It ALL comes down to quality.
Sequels aren't solid earners - well, sequels are more and more just tossed out without a thought and in a rough economy people are becoming smarter with their money. IPs sell, but you also have to be smart about it and deliver it RIGHT.
There isn't enough hype - well, go out of the box and give people something they can truly be excited about. Hype still exists. Word of mouth still exists. Television proves that. DELIVER. Mad Max. Guardians of the Galaxy. Deadpool. Strikingly original films that built hype not because of the IP but because they felt original. If you deliver quality, you get quality results. Give the people something to talk about. Don't complain and blame IPs when you do it wrong, others are doing the same and because they're focused on quality soaring because of it.
TV is over shadowing film because TV is better - that all comes down to quality, TV is only better because film quality is lower. If the quality of films were higher, that would not be the case. TV by the way is more FRANCHISE built than film is by it's very nature, if it's successful there's more of it - if the franchise doesn't work then it gets cancelled. It lives and breathes based off of franchise thinking.
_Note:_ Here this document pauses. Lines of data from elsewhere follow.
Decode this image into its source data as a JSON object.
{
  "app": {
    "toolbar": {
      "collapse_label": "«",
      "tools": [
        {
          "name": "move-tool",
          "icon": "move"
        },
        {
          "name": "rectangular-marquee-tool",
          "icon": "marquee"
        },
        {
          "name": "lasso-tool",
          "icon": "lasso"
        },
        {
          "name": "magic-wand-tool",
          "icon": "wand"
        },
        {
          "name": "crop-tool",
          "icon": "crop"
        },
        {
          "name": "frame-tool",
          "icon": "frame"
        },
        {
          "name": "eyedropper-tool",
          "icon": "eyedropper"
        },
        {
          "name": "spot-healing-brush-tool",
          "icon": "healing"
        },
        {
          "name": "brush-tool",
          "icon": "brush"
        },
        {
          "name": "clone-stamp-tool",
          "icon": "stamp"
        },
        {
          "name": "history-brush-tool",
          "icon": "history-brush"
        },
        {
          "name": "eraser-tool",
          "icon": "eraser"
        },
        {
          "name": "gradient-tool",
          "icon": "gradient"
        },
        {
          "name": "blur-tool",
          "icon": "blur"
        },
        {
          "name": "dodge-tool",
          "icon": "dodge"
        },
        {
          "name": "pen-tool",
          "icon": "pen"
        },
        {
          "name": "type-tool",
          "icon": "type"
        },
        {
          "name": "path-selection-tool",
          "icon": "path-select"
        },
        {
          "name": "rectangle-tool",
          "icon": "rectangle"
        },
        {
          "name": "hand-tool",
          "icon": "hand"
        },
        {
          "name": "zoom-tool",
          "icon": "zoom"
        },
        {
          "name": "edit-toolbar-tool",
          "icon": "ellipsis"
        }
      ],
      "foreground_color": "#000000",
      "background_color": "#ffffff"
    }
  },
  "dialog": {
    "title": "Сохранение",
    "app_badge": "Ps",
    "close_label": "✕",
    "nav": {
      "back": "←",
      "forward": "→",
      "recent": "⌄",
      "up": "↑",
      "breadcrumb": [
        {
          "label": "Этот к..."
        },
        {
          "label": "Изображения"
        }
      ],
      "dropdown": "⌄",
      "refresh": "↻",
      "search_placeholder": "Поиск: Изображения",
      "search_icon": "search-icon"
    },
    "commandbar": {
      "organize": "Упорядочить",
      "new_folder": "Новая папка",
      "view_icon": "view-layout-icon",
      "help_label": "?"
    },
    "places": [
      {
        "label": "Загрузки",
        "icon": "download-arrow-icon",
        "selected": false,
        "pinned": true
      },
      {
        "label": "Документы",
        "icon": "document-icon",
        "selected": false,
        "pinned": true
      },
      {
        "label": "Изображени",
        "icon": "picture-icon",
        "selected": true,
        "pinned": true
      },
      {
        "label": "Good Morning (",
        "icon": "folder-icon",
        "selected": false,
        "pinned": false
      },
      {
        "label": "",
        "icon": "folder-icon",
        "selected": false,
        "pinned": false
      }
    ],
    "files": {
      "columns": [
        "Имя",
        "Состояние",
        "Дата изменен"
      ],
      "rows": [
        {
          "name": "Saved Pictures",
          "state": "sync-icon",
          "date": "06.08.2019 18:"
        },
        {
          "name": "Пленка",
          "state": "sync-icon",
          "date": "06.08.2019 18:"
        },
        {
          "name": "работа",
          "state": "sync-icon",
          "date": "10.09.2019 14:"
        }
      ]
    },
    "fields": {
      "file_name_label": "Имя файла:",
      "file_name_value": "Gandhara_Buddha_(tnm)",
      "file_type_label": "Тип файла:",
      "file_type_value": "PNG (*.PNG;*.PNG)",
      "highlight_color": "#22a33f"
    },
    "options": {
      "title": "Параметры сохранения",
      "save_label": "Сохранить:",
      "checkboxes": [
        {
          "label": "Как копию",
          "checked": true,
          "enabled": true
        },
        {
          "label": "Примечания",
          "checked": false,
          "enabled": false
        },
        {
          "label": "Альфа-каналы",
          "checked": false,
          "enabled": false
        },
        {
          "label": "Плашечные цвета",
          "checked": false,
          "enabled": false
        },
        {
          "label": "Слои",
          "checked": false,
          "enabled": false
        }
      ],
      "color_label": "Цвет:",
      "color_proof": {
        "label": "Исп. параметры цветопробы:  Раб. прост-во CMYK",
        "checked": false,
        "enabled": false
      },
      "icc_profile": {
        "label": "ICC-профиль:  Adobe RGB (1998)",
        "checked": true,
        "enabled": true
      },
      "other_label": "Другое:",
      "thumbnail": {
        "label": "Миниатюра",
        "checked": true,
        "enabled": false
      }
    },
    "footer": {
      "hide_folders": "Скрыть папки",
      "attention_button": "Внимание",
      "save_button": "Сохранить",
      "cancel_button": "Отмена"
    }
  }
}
It's not that it's sequels. It's not that hype no longer exists. It's not that film can't match and rival TV. If it was things being franchises - Walking Dead, Game of Thrones, American Horror Story, hell going newer Mr. ROBOT would all be sinking as well since they're ran off of a very similar way of thinking. Franchise thinking is just giving you more of what you've shown you already like, season 2 has the same thought processes as sequel 2 (or rather sequel 9 due to expanded time TV has vs film). Those are all, every single one of those points, SYMPTOMS of a decline in quality.
In short, all of these come down to QUALITY. The only outlier that is also doing it in is backwards thinking with release dates - cramming rather than letting them have breathing room.